The good news is that progress is being made, and it is now estimated that more than 20 million Americans are living lives in recovery. These individuals have achieved healthy lifestyles, both physically and emotionally, and contribute in positive ways to their communities.

To this end, every April, people across America observe Alcohol Awareness Month, an initiative sponsored by Facing Addiction with North Carolina Against Drunk Driving (NCADD). The theme of this year’s celebration is “Help for Today, Hope for Tomorrow.”

Alcohol Awareness Month recognizes the damaging effects of alcohol and alcoholism support is renewed for individuals battling to overcome addiction.

“Help for Today, Hope for Tomorrow” urges all Americans to promote treatment and recovery options and support those whose lives have been affected.

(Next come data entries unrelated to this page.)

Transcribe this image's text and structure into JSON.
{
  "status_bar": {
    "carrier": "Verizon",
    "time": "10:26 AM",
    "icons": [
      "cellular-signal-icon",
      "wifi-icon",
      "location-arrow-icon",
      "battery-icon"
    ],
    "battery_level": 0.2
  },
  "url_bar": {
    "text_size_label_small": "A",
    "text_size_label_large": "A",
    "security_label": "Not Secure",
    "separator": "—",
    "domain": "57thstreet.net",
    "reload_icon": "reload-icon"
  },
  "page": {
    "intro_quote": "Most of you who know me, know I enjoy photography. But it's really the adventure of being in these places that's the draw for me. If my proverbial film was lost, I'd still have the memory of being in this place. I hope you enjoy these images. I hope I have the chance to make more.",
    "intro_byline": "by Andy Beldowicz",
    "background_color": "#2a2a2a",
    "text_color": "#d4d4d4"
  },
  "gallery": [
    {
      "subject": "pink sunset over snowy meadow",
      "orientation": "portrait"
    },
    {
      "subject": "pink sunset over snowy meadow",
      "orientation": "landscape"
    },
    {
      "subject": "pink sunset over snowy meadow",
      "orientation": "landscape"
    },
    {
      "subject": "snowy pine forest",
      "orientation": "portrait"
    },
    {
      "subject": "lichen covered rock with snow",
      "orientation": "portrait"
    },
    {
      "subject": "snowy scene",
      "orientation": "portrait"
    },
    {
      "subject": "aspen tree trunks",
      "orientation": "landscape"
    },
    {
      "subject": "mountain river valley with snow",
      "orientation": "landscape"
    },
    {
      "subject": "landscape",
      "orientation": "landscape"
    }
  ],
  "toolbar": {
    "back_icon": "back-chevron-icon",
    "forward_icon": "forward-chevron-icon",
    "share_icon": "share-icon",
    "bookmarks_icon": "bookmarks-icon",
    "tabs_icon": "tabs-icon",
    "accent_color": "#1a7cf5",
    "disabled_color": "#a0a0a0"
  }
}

Fort Bragg Army Substance Abuse Program (ASAP) is observing Alcohol Awareness Month by holding a variety of informational and educational events throughout the installation to raise public awareness and to reduce the stigma often associated with alcoholism, a stigma that prevents millions of individuals and Families from seeking help.

A large turn-out and participation by leadership and units at these events and discussions regarding alcohol use will send a signal that Fort Bragg embraces recovery and wants to provide much-needed support.

Leadership personnel, units, community organizations, schools, Families and other community members are urged to get involved in these activities.

These are small and easy steps to take, and can make a difference in the lives of many in the community.

Efforts must continue to reach out to those who are suffering and to help the community avoid the many problems associated with alcohol use disorder.